Body after body, an impossible amount of bones and shrivelled
limbs, of desiccated skin and mummified skulls, every dirty secret
in the neighbourhood, fell one by one out of the steeple. Although
cars should have been conspicuous by their absence, everyone was
too intent on the content of the steeple to make note of who was
missing.
Just when
the steeple no longer seemed to be discharging its terrible load,
more bodies, some more recent than others, spilled out. There
were kids from residential schools, recognizable by their uniforms
and the lash marks on their knuckles, backs, and faces. Aboriginal
women, caught by the police out late at night, came after them.

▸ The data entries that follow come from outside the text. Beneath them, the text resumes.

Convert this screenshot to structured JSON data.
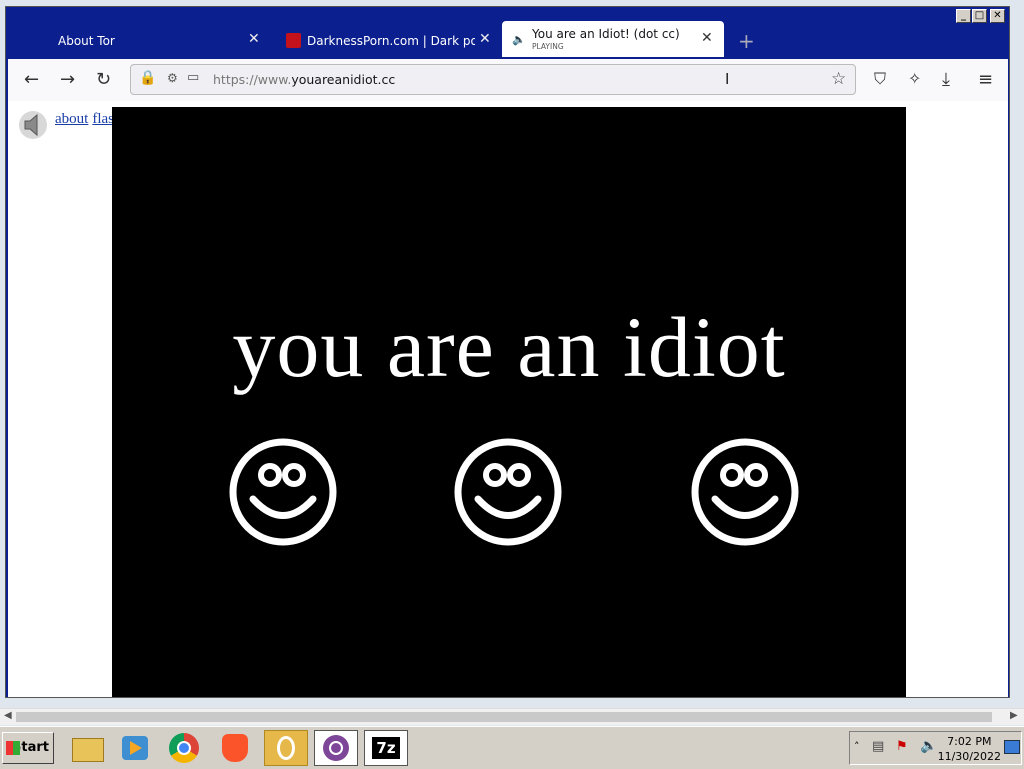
{
  "browser": {
    "tabs": [
      {
        "label": "About Tor",
        "close": "✕"
      },
      {
        "label": "DarknessPorn.com | Dark porn - br",
        "close": "✕"
      },
      {
        "label": "You are an Idiot! (dot cc)",
        "sublabel": "PLAYING",
        "close": "✕"
      }
    ],
    "new_tab": "+",
    "url_prefix": "https://www.",
    "url_domain": "youareanidiot.cc",
    "window_buttons": {
      "minimize": "_",
      "maximize": "□",
      "close": "✕"
    }
  },
  "page": {
    "links": [
      "about",
      "flash"
    ],
    "headline": "you are an idiot"
  },
  "taskbar": {
    "start_label": "Start",
    "app_icons": [
      "explorer-icon",
      "media-player-icon",
      "chrome-icon",
      "brave-icon",
      "tor-onion-icon",
      "tor-browser-icon",
      "7zip-icon"
    ],
    "seven_zip_label": "7z",
    "time": "7:02 PM",
    "date": "11/30/2022"
  },
  "colors": {
    "tabbar_bg": "#0b1f8f",
    "stage_bg": "#000000",
    "headline": "#ffffff",
    "link": "#1a3ea8"
  }
}
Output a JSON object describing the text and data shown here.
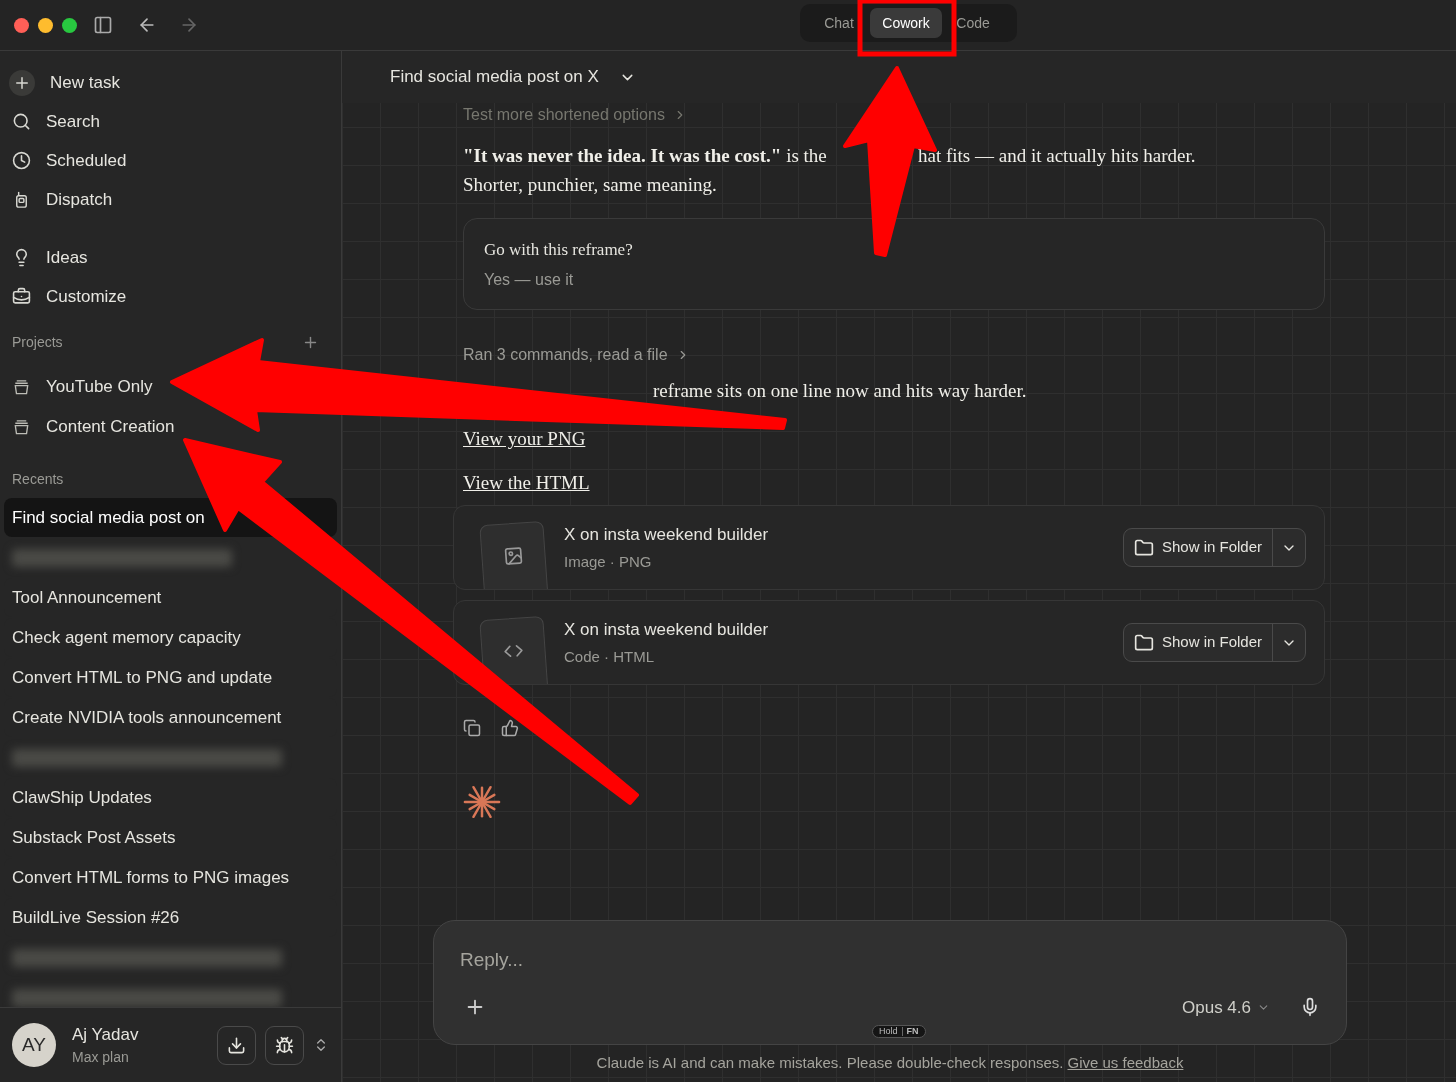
{
  "titlebar": {
    "tabs": [
      {
        "label": "Chat",
        "selected": false
      },
      {
        "label": "Cowork",
        "selected": true
      },
      {
        "label": "Code",
        "selected": false
      }
    ]
  },
  "sidebar": {
    "nav": [
      {
        "label": "New task",
        "kind": "new"
      },
      {
        "label": "Search",
        "kind": "search"
      },
      {
        "label": "Scheduled",
        "kind": "clock"
      },
      {
        "label": "Dispatch",
        "kind": "dispatch"
      }
    ],
    "nav_2": [
      {
        "label": "Ideas",
        "kind": "bulb"
      },
      {
        "label": "Customize",
        "kind": "toolbox"
      }
    ],
    "projects": {
      "title": "Projects",
      "items": [
        "YouTube Only",
        "Content Creation"
      ]
    },
    "recents": {
      "title": "Recents",
      "items": [
        {
          "kind": "chat",
          "label": "Find social media post on",
          "selected": true
        },
        {
          "kind": "blurred"
        },
        {
          "kind": "chat",
          "label": "Tool Announcement",
          "selected": false
        },
        {
          "kind": "chat",
          "label": "Check agent memory capacity",
          "selected": false
        },
        {
          "kind": "chat",
          "label": "Convert HTML to PNG and update",
          "selected": false
        },
        {
          "kind": "chat",
          "label": "Create NVIDIA tools announcement",
          "selected": false
        },
        {
          "kind": "blurred"
        },
        {
          "kind": "chat",
          "label": "ClawShip Updates",
          "selected": false
        },
        {
          "kind": "chat",
          "label": "Substack Post Assets",
          "selected": false
        },
        {
          "kind": "chat",
          "label": "Convert HTML forms to PNG images",
          "selected": false
        },
        {
          "kind": "chat",
          "label": "BuildLive Session #26",
          "selected": false
        },
        {
          "kind": "blurred"
        },
        {
          "kind": "blurred"
        }
      ]
    },
    "user": {
      "initials": "AY",
      "name": "Aj Yadav",
      "plan": "Max plan"
    }
  },
  "chat": {
    "title": "Find social media post on X",
    "steps_link_1": "Test more shortened options",
    "paragraph_1_part_a": "**\"It was never the idea. It was the cost.\"** is the",
    "paragraph_1_part_b": "hat fits — and it actually hits harder.",
    "paragraph_1_line_2": "Shorter, punchier, same meaning.",
    "question": {
      "prompt": "Go with this reframe?",
      "answer": "Yes — use it"
    },
    "steps_link_2": "Ran 3 commands, read a file",
    "paragraph_2": "reframe sits on one line now and hits way harder.",
    "links": [
      "View your PNG",
      "View the HTML"
    ],
    "files": [
      {
        "name": "X on insta weekend builder",
        "meta": "Image · PNG",
        "kind": "image",
        "button": "Show in Folder"
      },
      {
        "name": "X on insta weekend builder",
        "meta": "Code · HTML",
        "kind": "code",
        "button": "Show in Folder"
      }
    ]
  },
  "composer": {
    "placeholder": "Reply...",
    "model": "Opus 4.6",
    "hint_keys": [
      "Hold",
      "FN"
    ]
  },
  "disclaimer": {
    "text": "Claude is AI and can make mistakes. Please double-check responses.",
    "link": "Give us feedback"
  }
}
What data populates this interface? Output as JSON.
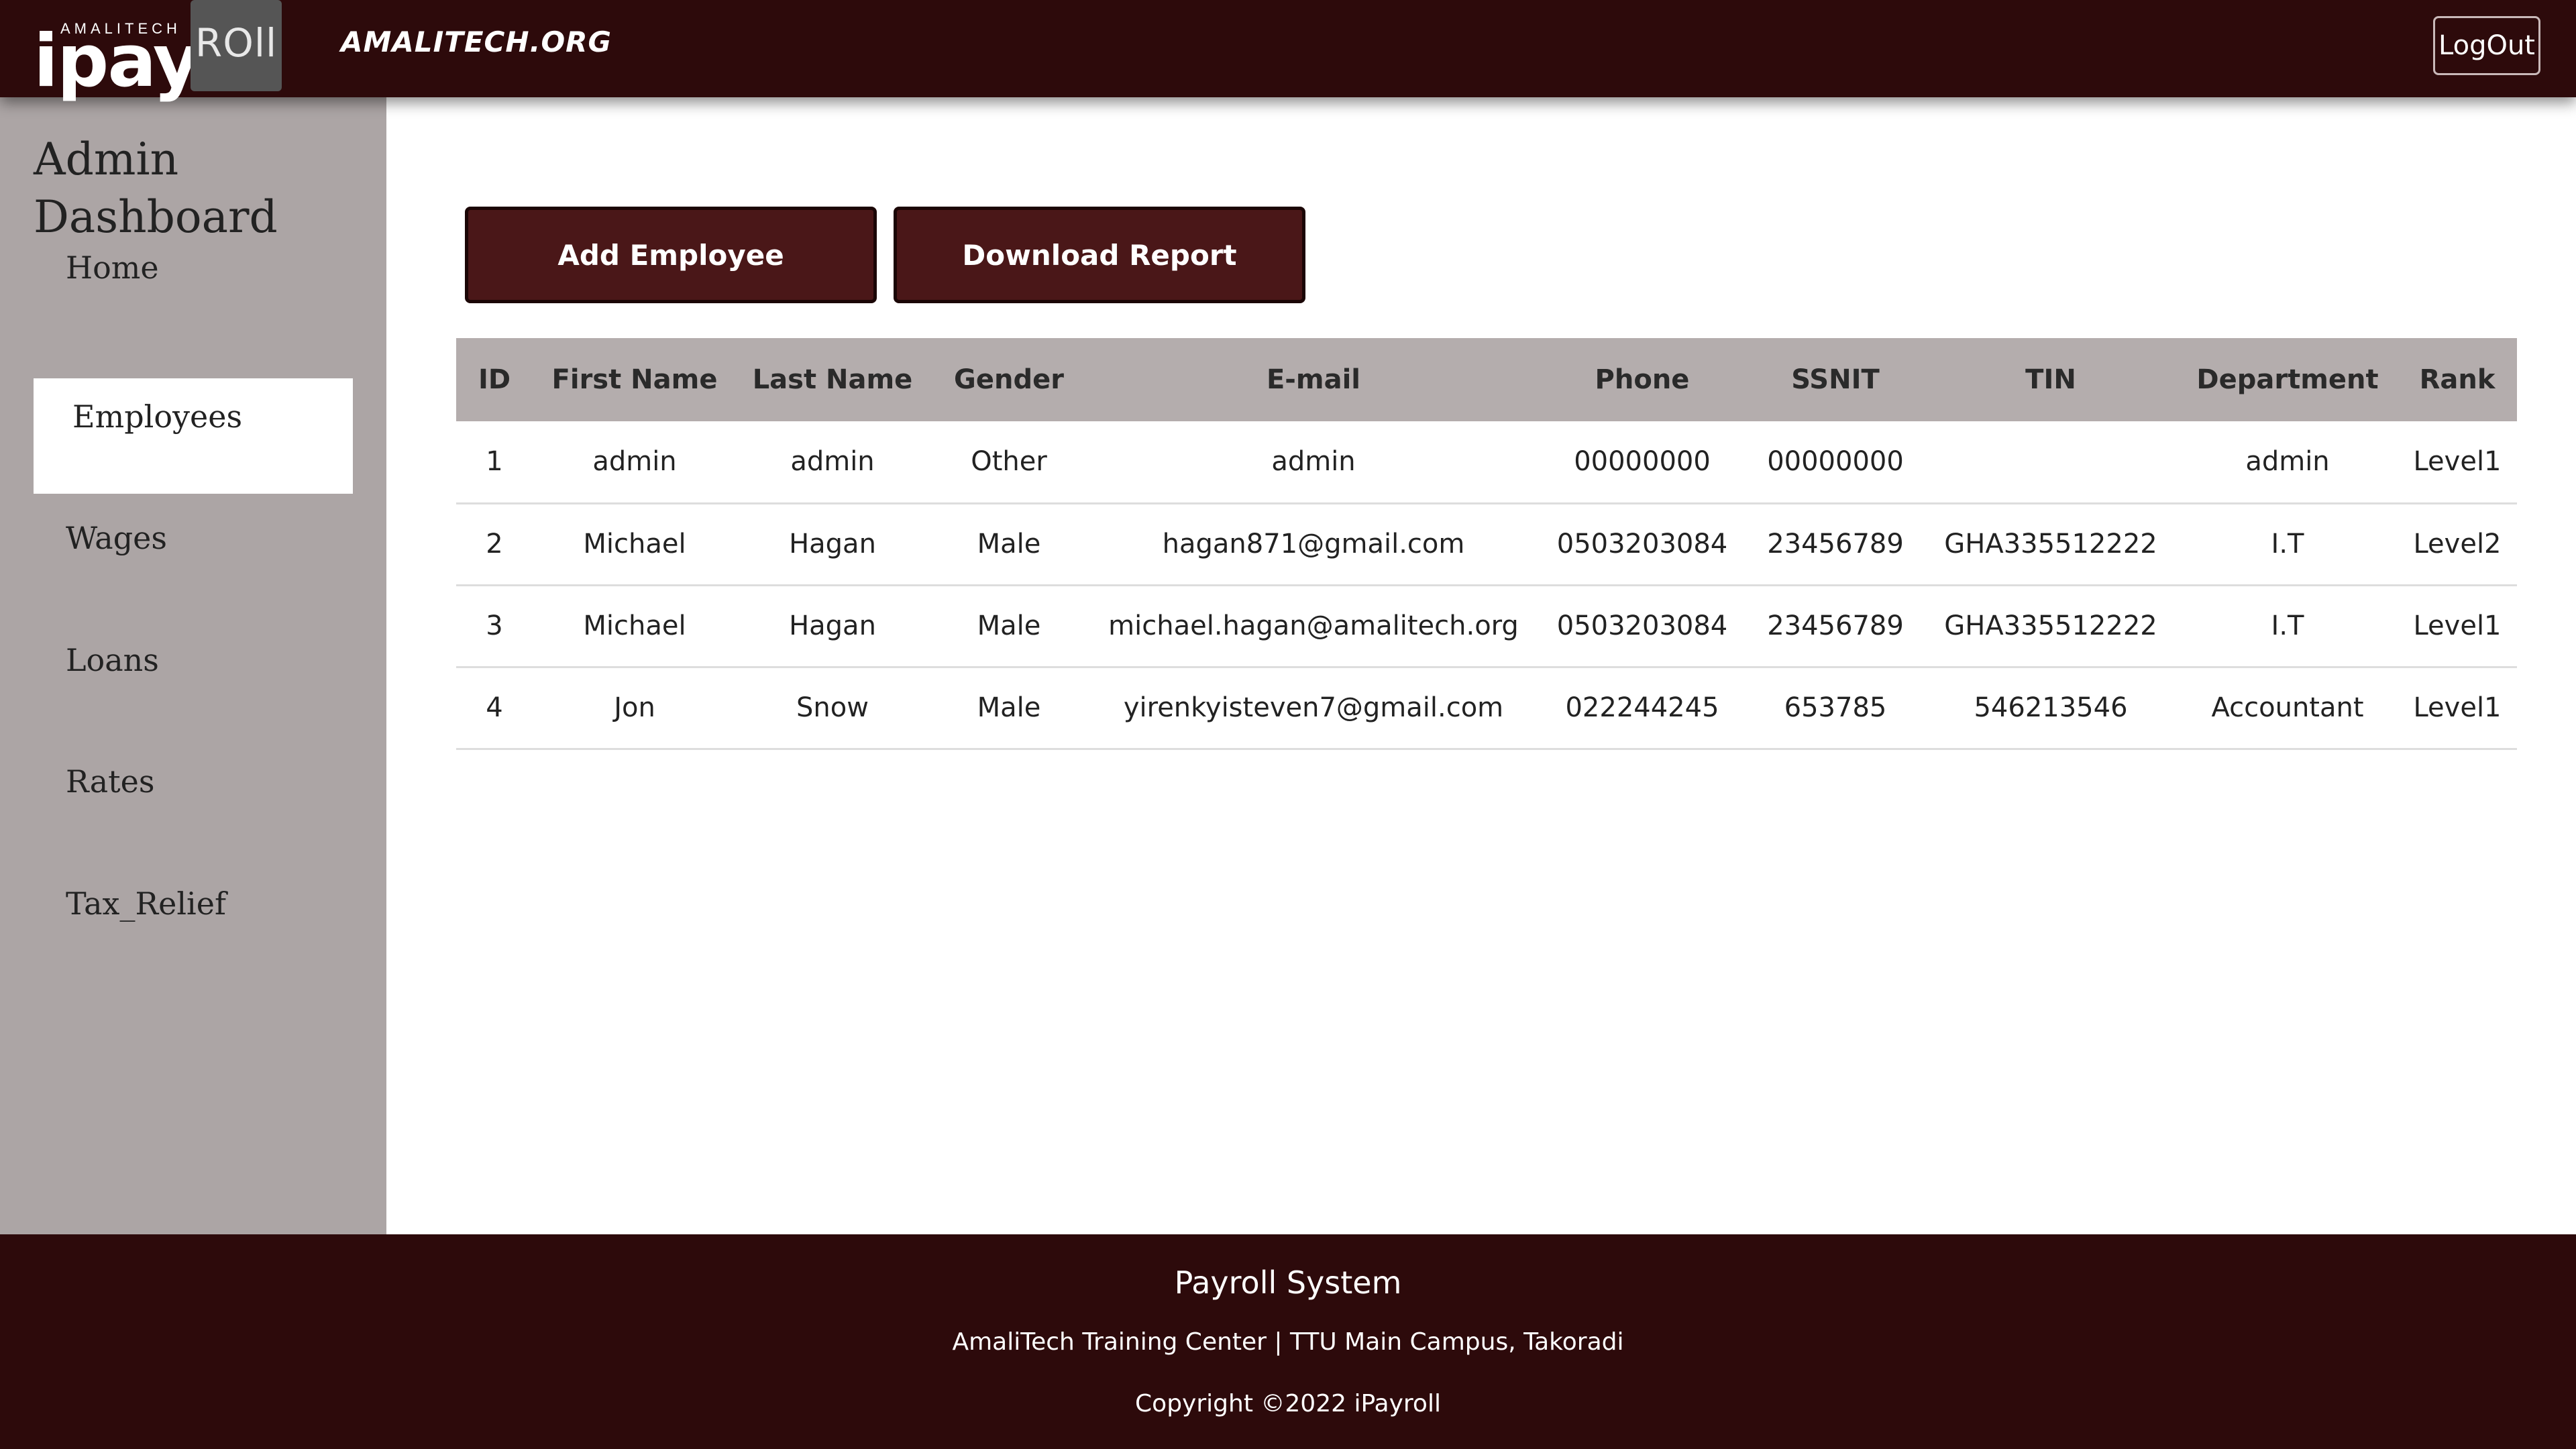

Hunters found the men they'd accidentally shot and cruel children
saw the birds they'd killed right out of the nest. Mothers saw
the times they'd shook little Jeff too hard, and slapped Susie.
Even Father Michaniuk saw something he was loath to describe to
his parishioners, when on the following Sunday they held their
secret funeral. Then they buried the hundreds of corpses, which
had fallen, impossibly, out of the narrow steeple. Since there
was no time to ask Emerson to make a coffin, they got Jake, who
ran the snowplough, to dig a trench. There they laid, tenderly
using the steeple as a casket, their dead to rest.
Emerson patched
the church roof, but everyone complained that his hasty application
of discount shingles showed where the steeple had been. Father
Michaniuk was fired, and found himself at a church in the inner
city, where the endless parade of glue sniffers, solvent drinkers,
and crack heads was a relief. He was robbed three times in a year
of the collection plate, which mostly consisted of joints and
hash, but his church had a flat roof and the bell tower was open
to the winter winds.
In the churchyard
there was a mound where the steeple lay, and the parishioners
passed by it every Sunday they could spare away from the slaughterhouse
or the game. Even years later they still complained that Snave,
down at the mortuary, had made an inappropriate marker. Since
he was the only stonecutter in town, the stone stayed, a small
steeple beckoning to the indifferent prairie sky.